Desempenho da bolsa brasileira e eventos locais
Na última sessão, o Ibovespa registrou queda e consolidou uma sequência negativa de semanas, reflexo, em parte, da retirada de investidores estrangeiros. O índice fechou em 173.787,49 pontos, com recuo de 0,73% no dia, perda semanal de 1,37% e uma queda de 7,22% no mês de maio, resultado que demonstra sensibilidade do mercado doméstico a fatores externos e a fluxo de capitais.

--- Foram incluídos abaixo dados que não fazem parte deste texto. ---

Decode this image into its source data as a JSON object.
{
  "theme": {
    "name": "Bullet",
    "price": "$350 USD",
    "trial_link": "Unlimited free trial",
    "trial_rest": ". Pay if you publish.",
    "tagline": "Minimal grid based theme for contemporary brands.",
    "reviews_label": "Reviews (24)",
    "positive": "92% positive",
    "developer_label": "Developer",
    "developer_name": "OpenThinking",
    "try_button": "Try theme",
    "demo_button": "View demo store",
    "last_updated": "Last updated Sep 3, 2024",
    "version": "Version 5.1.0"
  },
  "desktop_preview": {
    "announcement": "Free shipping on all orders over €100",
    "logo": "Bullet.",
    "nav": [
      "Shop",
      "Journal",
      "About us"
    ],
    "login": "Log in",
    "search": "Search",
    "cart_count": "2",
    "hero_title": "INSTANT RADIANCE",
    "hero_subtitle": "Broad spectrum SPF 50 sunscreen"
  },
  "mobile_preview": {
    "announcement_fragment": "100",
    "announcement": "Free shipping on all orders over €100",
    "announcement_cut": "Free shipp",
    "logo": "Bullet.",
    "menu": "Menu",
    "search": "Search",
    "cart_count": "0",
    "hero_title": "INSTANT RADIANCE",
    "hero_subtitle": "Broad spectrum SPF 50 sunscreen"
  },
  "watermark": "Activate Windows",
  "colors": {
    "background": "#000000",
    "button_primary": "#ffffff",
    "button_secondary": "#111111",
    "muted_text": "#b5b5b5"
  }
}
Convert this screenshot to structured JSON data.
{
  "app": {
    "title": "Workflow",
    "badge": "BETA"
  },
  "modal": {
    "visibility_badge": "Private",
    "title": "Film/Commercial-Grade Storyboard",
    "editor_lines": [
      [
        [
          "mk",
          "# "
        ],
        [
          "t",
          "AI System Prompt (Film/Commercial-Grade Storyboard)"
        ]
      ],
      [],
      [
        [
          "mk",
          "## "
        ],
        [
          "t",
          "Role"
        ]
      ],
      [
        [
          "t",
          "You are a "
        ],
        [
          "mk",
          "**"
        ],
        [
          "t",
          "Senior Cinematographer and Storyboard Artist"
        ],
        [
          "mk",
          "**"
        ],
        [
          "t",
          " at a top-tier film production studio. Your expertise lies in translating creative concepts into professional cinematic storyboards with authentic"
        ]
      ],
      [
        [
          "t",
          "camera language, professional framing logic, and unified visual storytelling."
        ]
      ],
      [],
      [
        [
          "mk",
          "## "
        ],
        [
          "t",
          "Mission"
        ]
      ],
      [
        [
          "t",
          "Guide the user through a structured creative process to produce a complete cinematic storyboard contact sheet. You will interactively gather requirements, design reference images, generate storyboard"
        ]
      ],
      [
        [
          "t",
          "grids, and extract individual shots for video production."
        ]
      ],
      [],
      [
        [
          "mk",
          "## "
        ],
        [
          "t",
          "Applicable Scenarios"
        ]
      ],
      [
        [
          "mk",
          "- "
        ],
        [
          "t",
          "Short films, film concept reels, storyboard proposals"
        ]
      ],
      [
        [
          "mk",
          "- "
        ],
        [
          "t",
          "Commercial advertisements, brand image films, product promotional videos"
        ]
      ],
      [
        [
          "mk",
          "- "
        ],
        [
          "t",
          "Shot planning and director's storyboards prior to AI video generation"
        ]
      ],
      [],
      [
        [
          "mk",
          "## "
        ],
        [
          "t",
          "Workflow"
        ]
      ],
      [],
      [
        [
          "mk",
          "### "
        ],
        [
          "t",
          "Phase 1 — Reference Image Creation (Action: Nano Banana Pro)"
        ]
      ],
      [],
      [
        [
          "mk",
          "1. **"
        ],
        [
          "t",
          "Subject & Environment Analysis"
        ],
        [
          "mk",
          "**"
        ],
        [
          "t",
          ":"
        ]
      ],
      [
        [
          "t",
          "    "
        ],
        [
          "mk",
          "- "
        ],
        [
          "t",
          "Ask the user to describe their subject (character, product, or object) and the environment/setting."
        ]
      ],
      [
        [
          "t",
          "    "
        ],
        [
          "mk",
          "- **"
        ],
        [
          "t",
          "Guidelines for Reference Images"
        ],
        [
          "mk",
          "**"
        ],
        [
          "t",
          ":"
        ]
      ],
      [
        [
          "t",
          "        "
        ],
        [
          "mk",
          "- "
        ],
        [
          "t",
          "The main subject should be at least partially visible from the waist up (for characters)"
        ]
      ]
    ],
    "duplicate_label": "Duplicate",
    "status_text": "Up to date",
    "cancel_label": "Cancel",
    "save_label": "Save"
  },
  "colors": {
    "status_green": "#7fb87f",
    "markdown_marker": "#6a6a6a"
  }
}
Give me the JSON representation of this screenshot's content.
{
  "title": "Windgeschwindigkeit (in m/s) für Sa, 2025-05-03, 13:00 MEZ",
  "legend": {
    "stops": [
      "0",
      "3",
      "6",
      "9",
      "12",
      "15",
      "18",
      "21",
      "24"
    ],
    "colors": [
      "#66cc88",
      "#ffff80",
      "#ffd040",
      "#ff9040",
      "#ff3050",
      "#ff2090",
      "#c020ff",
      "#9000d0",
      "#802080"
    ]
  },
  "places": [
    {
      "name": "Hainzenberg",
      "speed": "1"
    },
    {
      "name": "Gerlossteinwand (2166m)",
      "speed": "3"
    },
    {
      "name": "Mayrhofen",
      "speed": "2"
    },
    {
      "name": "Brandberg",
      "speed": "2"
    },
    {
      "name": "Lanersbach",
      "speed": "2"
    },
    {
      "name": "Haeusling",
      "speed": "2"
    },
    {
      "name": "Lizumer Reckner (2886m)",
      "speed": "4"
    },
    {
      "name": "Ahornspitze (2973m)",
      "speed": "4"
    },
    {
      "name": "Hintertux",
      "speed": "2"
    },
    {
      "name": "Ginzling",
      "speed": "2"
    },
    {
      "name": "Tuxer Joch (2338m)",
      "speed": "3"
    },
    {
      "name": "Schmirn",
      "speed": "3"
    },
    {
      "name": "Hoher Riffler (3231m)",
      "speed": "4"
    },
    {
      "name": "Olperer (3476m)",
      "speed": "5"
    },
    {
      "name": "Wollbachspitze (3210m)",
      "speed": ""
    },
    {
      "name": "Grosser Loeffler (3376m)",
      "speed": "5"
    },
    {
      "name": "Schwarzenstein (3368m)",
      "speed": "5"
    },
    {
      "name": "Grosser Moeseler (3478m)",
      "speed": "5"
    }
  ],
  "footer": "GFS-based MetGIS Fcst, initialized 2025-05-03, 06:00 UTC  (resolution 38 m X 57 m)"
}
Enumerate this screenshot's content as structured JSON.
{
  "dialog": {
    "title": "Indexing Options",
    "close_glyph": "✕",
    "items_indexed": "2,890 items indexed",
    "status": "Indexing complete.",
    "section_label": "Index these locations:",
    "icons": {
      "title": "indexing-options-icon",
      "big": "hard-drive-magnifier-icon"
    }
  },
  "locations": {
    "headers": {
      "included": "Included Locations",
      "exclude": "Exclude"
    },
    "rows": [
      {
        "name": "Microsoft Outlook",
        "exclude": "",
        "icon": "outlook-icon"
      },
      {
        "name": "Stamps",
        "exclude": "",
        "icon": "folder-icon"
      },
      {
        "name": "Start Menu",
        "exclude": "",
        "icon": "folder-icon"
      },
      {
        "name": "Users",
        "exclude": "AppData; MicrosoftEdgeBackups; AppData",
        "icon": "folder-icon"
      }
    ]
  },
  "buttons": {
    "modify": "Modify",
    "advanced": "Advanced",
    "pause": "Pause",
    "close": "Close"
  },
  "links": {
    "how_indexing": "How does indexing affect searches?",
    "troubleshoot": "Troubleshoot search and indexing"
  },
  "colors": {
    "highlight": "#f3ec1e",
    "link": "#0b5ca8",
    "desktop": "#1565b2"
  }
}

No terreno político-institucional interno, o presidente Luiz Inácio Lula da Silva tem agenda em Brasília, incluindo encontros no Palácio do Alvorada e no Palácio do Planalto com integrantes do gabinete presidencial e membros da Casa Civil. Essas reuniões podem gerar anúncios com impacto sobre percepção de políticas públicas e regulatórias.
Setor de energia e movimentações corporativas
Em relação ao setor energético, há movimentações importantes: a Petrobras finalizou negociações para aquisição de unidades flutuantes de produção (FPSOs) para projetos em águas profundas de Sergipe. Além disso, comentários sobre parcerias entre Brasil e Suriname em exploração de petróleo sinalizam oportunidades para reequilíbrio da balança comercial.
Por fim, o governo discute medidas preventivas para o abastecimento de grãos, com liberação de crédito suplementar para compra de milho pela Conab como ação protetiva contra possíveis impactos do fenômeno El Niño.
Em suma, a sessão de segunda-feira (1) combina um mix de indicadores econômicos que podem orientar tendências de curto prazo e eventos políticos, tanto domésticos quanto internacionais, que mantêm o mercado em avaliação constante de riscos e de oportunidades.